Step 7 — Final cluster plot: 3 clusters, centroids marked X

Final plot


Architecture

User input (plain English task)
          │
          ▼
┌─────────────────┐
│    Planner      │  1 LLM call → JSON array of 3-5 steps
└────────┬────────┘
         │ plan[]
         ▼
┌──────────────────────────────────────────────┐
│          Executor  — ReAct loop              │
│                                              │
│  ┌──────────┐  tool_call   ┌──────────────┐  │
│  │  Agent   │ ──────────►  │    Tools     │  │
│  │  (LLM)   │ ◄──────────  │              │  │
│  └──────────┘ tool_result  │ python_repl  │  │
│       │                    │ read_file    │  │
│  (loops until LLM          │ list_dir     │  │
│   calls no more tools)     └──────────────┘  │
│       ▼                                      │
│  final_answer + code_runs[]                  │
└──────────────────────────────────────────────┘
         │
         │  ◄── [HITL ON: graph pauses here]
         │       Human sees: code + output + plot
         │       Human clicks: Approve or Request revision
         │
         ▼
┌─────────────────┐
│     Critic      │  1 LLM call → APPROVE or REVISE + feedback
└────────┬────────┘
         │
         ├── REVISE ──► back to Executor  (max 3 attempts)
         │              (critic feedback injected as context)
         │              *** self-correction loop ***
         │
         └── APPROVE ──► Summarize → save to history → END
                         Final answer + plot rendered in UI

Planner — 1 LLM call. Receives the task + last 3 conversation history entries. Returns a JSON array of 3–5 concrete steps. No tools, pure reasoning. Falls back to a default plan if the LLM fails.
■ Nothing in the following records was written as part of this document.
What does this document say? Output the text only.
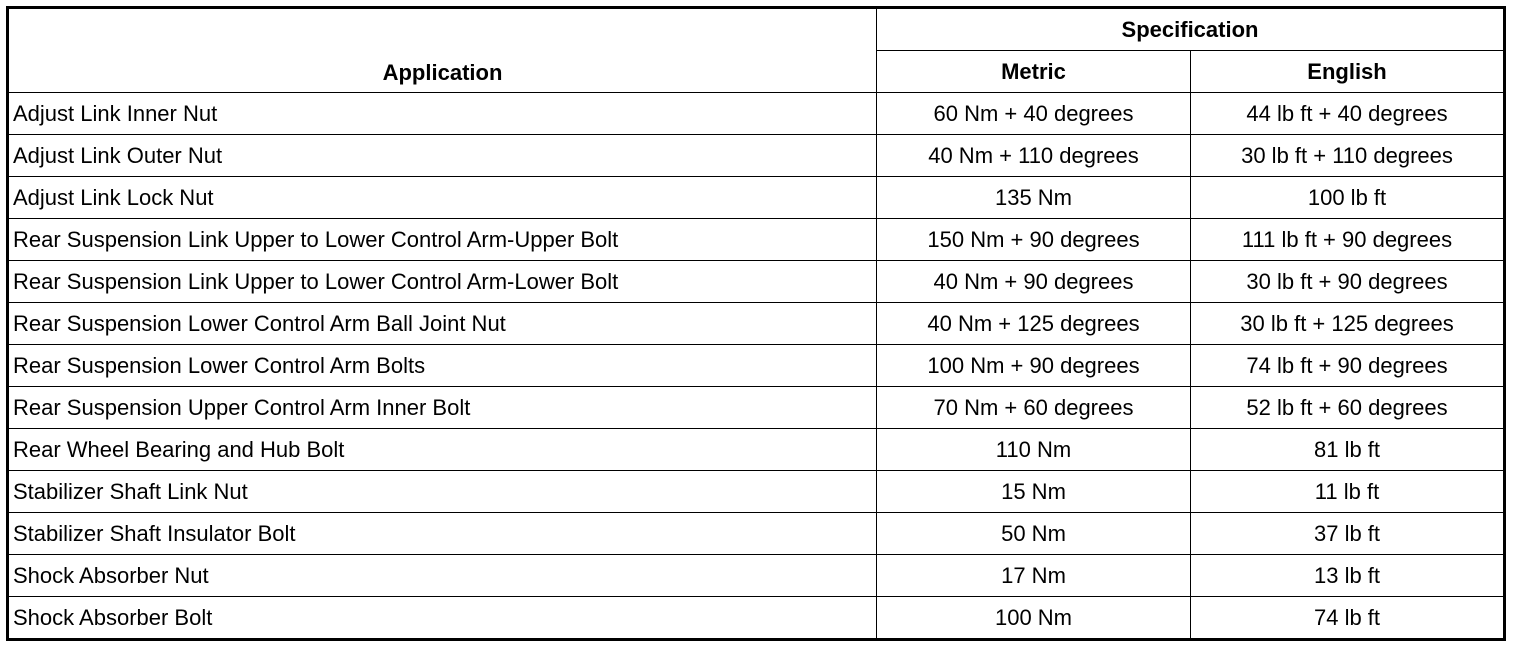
Application	Specification	
	Metric	English
Adjust Link Inner Nut	60 Nm + 40 degrees	44 lb ft + 40 degrees
Adjust Link Outer Nut	40 Nm + 110 degrees	30 lb ft + 110 degrees
Adjust Link Lock Nut	135 Nm	100 lb ft
Rear Suspension Link Upper to Lower Control Arm-Upper Bolt	150 Nm + 90 degrees	111 lb ft + 90 degrees
Rear Suspension Link Upper to Lower Control Arm-Lower Bolt	40 Nm + 90 degrees	30 lb ft + 90 degrees
Rear Suspension Lower Control Arm Ball Joint Nut	40 Nm + 125 degrees	30 lb ft + 125 degrees
Rear Suspension Lower Control Arm Bolts	100 Nm + 90 degrees	74 lb ft + 90 degrees
Rear Suspension Upper Control Arm Inner Bolt	70 Nm + 60 degrees	52 lb ft + 60 degrees
Rear Wheel Bearing and Hub Bolt	110 Nm	81 lb ft
Stabilizer Shaft Link Nut	15 Nm	11 lb ft
Stabilizer Shaft Insulator Bolt	50 Nm	37 lb ft
Shock Absorber Nut	17 Nm	13 lb ft
Shock Absorber Bolt	100 Nm	74 lb ft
Executor — ReAct loop. The LLM decides which tool to call, reads the output, then either calls another tool or stops and writes the final answer. Each python_repl call runs in a fresh sandboxed subprocess — no state, imports, or variables carry over between calls. Loop ends when the LLM produces a response with no tool calls.
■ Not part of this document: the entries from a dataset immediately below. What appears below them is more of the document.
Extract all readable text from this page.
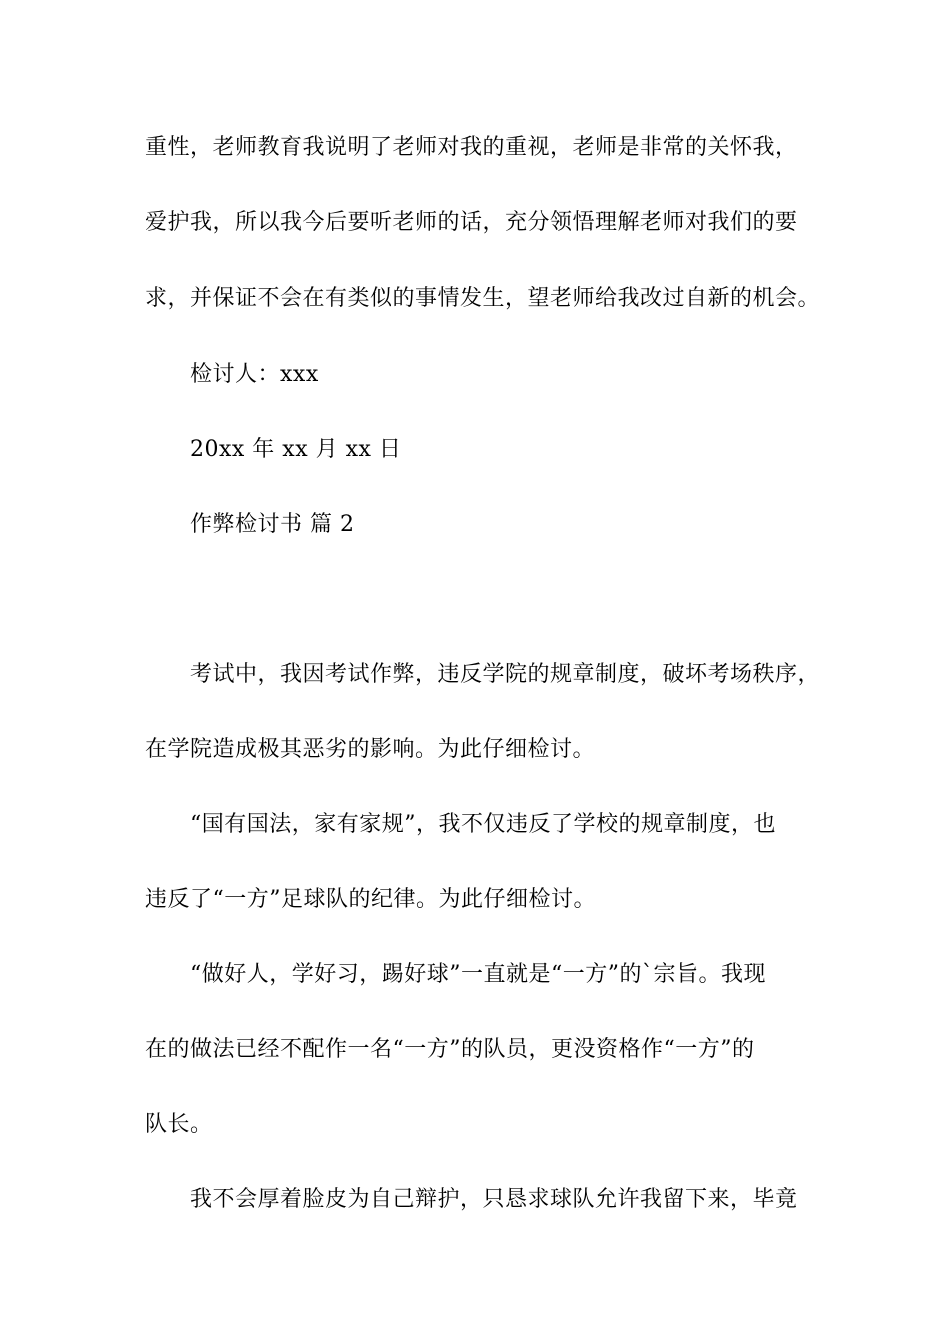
重性，老师教育我说明了老师对我的重视，老师是非常的关怀我，
爱护我，所以我今后要听老师的话，充分领悟理解老师对我们的要
求，并保证不会在有类似的事情发生，望老师给我改过自新的机会。
检讨人：xxx
20xx 年 xx 月 xx 日
作弊检讨书 篇 2
考试中，我因考试作弊，违反学院的规章制度，破坏考场秩序，
在学院造成极其恶劣的影响。为此仔细检讨。
“国有国法，家有家规”，我不仅违反了学校的规章制度，也
违反了“一方”足球队的纪律。为此仔细检讨。
“做好人，学好习，踢好球”一直就是“一方”的`宗旨。我现
在的做法已经不配作一名“一方”的队员，更没资格作“一方”的
队长。
我不会厚着脸皮为自己辩护，只恳求球队允许我留下来，毕竟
HITL pause (optional) — when Human-in-the-loop toggle is ON, the graph pauses here before the Critic runs. You see the full code, stdout output, and any generated plots. Click Approve to accept, or type feedback and click Request revision to send it back.

Critic — 1 LLM call. Scores the executor's output and returns APPROVE or REVISE with written feedback.

Self-correction loop — if REVISE, the critic's feedback is injected as context into the next Executor run. This repeats up to MAX_FIX_ATTEMPTS times (default: 3). After 3 failed attempts, the best result so far is accepted automatically — the agent never gets stuck forever.

Summarize — on APPROVE, a short summary of the task + answer is appended to history using operator.add. The next task's Planner receives this as context, enabling natural follow-up conversations.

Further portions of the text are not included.